General Information: Progressive Retinal Atrophy, X-linked 2 (XLPRA2) manifests as a severe eye condition in dogs, characterized by early changes in the reflectivity and appearance of the tapetum—a structure behind the retina—detectable via veterinary eye exams as early as 8 weeks of age. This disease progresses to thinning of the retinal blood vessels, indicating reduced blood flow to the retina and leading to symptoms such as night blindness and a loss of peripheral vision. Although it affects both genders, male dogs are more frequently and severely impacted due to its X-linked inheritance pattern.

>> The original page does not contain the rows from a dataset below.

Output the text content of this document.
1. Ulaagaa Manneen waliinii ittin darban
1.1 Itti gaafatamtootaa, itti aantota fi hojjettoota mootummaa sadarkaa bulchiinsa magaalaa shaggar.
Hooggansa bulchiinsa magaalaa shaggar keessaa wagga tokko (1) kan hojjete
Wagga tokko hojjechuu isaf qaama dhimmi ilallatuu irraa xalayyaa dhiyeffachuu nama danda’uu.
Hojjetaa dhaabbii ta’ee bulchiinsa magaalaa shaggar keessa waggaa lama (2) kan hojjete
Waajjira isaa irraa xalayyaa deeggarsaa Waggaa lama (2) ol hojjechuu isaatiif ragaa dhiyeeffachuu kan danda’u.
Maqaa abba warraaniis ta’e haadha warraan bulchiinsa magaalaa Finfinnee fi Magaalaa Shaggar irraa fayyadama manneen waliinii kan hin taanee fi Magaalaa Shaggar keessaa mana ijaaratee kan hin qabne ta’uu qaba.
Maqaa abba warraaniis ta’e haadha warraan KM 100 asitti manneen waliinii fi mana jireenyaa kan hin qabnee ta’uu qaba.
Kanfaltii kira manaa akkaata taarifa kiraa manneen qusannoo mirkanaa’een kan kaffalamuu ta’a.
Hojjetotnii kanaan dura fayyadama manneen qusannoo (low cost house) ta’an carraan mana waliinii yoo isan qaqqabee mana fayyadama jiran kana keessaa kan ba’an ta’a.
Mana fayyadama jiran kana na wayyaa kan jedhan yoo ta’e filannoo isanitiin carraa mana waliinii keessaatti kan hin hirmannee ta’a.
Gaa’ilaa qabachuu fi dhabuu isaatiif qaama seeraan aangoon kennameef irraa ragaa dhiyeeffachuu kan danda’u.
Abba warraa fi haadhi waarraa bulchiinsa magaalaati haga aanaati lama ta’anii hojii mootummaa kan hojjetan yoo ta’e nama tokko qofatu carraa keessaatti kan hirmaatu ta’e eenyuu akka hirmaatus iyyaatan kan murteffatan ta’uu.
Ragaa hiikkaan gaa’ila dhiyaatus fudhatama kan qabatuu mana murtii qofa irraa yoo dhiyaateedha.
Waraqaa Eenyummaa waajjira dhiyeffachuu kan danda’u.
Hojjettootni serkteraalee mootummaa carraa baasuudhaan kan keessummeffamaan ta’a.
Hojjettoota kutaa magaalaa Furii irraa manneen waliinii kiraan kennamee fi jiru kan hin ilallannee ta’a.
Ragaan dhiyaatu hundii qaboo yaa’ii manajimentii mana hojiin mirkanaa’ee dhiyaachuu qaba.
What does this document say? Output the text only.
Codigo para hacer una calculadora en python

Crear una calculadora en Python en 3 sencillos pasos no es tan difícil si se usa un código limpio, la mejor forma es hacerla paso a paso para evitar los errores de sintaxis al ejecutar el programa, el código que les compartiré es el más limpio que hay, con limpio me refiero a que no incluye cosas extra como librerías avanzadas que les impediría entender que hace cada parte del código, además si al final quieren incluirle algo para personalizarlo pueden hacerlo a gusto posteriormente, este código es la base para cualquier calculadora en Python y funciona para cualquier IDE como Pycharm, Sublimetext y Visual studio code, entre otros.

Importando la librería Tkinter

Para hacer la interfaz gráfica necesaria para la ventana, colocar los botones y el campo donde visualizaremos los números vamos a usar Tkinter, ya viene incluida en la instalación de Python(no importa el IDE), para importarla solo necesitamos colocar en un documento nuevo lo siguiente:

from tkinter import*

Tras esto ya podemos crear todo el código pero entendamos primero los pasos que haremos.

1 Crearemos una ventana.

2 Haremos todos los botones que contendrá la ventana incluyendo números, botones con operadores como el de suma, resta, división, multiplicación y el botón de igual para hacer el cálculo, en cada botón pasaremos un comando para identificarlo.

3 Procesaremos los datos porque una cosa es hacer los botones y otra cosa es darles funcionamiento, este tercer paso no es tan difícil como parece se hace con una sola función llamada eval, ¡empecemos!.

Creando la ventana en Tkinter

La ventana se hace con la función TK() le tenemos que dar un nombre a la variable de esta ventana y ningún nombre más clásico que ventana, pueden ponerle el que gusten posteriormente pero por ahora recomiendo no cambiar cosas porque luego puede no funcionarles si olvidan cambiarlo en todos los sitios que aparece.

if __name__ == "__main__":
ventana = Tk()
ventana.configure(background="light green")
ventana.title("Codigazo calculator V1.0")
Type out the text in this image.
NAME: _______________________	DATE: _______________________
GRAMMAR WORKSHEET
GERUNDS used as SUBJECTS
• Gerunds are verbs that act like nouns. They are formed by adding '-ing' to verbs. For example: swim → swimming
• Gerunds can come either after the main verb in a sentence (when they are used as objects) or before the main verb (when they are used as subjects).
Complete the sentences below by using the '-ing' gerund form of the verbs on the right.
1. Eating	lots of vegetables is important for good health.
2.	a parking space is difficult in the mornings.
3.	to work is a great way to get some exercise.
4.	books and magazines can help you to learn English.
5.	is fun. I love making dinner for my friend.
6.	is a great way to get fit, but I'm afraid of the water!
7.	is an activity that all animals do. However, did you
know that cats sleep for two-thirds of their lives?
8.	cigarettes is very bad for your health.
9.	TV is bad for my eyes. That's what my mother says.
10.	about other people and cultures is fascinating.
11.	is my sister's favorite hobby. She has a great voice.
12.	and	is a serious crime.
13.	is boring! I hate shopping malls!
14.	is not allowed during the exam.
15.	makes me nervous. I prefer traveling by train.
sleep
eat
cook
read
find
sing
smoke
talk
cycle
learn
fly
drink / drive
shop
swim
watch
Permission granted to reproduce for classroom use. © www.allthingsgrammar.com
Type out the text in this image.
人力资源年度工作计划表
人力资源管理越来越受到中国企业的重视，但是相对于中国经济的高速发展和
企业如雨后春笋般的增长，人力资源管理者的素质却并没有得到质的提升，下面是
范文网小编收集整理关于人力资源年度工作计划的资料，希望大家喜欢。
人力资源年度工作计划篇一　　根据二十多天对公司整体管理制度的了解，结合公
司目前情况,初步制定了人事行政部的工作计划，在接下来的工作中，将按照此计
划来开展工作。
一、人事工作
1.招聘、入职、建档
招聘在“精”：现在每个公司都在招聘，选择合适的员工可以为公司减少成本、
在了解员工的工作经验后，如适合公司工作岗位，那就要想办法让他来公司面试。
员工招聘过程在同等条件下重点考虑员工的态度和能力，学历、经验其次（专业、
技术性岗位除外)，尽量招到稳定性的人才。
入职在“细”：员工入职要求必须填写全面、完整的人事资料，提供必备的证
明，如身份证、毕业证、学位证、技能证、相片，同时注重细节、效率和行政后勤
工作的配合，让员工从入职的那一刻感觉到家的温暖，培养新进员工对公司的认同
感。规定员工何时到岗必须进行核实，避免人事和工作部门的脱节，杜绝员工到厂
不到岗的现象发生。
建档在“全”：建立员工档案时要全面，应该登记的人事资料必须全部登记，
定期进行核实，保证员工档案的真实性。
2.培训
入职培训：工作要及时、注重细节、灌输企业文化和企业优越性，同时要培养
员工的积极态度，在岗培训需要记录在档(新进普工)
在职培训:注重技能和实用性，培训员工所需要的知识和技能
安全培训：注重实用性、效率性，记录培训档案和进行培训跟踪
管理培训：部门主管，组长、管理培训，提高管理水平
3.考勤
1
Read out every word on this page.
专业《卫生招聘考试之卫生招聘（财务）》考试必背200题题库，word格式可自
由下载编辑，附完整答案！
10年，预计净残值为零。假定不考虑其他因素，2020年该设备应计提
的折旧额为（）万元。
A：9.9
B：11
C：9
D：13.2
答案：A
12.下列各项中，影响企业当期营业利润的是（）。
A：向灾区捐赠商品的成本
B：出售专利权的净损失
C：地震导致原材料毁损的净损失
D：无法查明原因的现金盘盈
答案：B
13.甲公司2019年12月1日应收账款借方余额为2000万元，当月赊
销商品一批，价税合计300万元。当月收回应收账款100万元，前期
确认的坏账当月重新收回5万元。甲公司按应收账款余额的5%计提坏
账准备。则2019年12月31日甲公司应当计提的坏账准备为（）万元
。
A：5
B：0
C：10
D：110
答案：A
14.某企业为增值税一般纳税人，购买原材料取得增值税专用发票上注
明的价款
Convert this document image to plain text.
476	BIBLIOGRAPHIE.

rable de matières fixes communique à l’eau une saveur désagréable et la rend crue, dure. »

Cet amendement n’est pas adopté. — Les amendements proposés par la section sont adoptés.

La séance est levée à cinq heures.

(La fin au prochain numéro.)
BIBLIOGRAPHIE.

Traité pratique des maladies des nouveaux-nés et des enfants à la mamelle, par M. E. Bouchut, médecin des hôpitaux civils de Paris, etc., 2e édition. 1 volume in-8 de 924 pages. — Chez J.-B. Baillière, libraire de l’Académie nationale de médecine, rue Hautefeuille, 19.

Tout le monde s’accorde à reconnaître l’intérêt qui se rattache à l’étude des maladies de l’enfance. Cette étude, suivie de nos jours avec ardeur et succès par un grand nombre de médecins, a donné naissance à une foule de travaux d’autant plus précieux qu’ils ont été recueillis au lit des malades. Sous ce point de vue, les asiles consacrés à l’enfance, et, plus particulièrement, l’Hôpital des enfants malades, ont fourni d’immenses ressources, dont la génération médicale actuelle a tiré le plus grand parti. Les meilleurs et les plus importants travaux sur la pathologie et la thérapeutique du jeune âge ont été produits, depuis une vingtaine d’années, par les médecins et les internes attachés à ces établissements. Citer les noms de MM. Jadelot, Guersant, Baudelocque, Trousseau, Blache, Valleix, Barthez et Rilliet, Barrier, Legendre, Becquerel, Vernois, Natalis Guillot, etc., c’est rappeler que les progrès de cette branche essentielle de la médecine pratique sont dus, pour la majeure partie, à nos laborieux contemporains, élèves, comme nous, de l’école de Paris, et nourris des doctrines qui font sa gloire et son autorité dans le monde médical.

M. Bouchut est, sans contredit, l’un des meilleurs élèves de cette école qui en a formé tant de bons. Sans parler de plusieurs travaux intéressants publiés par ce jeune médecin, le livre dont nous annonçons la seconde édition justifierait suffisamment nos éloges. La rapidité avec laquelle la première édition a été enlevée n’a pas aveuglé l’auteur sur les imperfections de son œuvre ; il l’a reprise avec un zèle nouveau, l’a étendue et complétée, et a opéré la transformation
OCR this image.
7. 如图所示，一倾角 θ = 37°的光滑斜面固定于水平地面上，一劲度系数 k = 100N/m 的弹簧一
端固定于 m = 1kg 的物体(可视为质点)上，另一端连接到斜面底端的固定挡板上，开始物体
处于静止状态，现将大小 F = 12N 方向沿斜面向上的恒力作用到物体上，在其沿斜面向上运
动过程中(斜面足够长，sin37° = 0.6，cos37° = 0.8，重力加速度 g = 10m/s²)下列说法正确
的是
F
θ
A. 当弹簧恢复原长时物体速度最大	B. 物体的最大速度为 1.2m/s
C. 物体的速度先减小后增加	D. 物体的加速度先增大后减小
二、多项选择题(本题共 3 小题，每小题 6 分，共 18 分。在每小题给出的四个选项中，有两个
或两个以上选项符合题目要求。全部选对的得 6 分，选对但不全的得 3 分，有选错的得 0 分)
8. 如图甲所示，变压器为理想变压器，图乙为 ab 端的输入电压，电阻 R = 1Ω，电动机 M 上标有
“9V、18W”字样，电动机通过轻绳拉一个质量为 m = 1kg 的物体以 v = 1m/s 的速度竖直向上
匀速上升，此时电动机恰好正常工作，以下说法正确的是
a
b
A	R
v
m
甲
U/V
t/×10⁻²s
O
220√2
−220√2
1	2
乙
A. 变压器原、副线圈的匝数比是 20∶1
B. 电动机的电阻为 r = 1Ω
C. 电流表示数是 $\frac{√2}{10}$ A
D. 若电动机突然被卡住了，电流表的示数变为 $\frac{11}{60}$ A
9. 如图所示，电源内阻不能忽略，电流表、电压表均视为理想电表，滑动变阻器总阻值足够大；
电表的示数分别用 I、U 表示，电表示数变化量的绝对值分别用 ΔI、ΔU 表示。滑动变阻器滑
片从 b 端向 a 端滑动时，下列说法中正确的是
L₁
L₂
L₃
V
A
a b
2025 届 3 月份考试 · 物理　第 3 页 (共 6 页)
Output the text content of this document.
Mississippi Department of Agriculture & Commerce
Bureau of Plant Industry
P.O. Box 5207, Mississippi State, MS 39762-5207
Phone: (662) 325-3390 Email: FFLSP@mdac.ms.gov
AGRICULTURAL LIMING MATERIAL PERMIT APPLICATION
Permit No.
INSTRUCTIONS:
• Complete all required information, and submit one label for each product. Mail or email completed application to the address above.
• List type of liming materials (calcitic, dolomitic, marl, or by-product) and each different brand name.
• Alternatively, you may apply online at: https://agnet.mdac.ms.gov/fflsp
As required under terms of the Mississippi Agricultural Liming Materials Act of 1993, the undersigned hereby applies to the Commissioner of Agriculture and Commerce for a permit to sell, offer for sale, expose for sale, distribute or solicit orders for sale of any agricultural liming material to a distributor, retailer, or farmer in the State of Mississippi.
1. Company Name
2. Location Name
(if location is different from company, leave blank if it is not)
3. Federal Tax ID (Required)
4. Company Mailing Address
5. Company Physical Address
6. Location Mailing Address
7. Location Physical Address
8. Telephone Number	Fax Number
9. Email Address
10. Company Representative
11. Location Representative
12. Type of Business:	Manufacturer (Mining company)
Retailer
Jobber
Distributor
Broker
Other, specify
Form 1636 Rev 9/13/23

Over time, affected dogs may experience a complete loss of vision, significantly impacting their ability to navigate their environment.

How to Read Your Dog's Test Results for this Genetic Variant:

Two Variants Detected: Dog Likely Affected

One Variant Detected: Dog Unlikely Affected

No Variants Detected: No Effect

Gene / Testing Information: Genetic testing of the RPGR gene is critical for identifying carriers of Progressive Retinal Atrophy, X-linked 2 (XLPRA2). This disorder is inherited in an X-linked manner, meaning male dogs need only one copy of the mutated gene from their mother to be affected, while female dogs require two copies, one from each parent, to develop the disease. Thus, male offspring of a carrier female have a 50% chance of inheriting the disease. Genetic testing is essential for breeding decisions, particularly in identifying carrier females to prevent the breeding that might produce affected male pups. To minimize the occurrence of XLPRA2 and improve the overall health of future generations, it is recommended not to breed known carriers. While a normal genetic test result in the RPGR gene reduces the risk of XLPRA2, it does not exclude all forms of Progressive Retinal Atrophy due to other genetic variations, underscoring the importance of comprehensive genetic screening in breeding practices.

References:
Beltran WA, Hammond P, Acland GM, Aguirre GD. A frameshift mutation in RPGR exon ORF15 causes photoreceptor degeneration and inner retina remodeling in a model of X-linked retinitis pigmentosa. Invest Ophthalmol Vis Sci. 2006 47(4):1669-1681.

Zangerl B, Johnson JL, Acland GM, Aguirre GD. Independent origin and restricted distribution of RPGR deletions causing XLPRA. J Hered. 2007 98(5):526-530.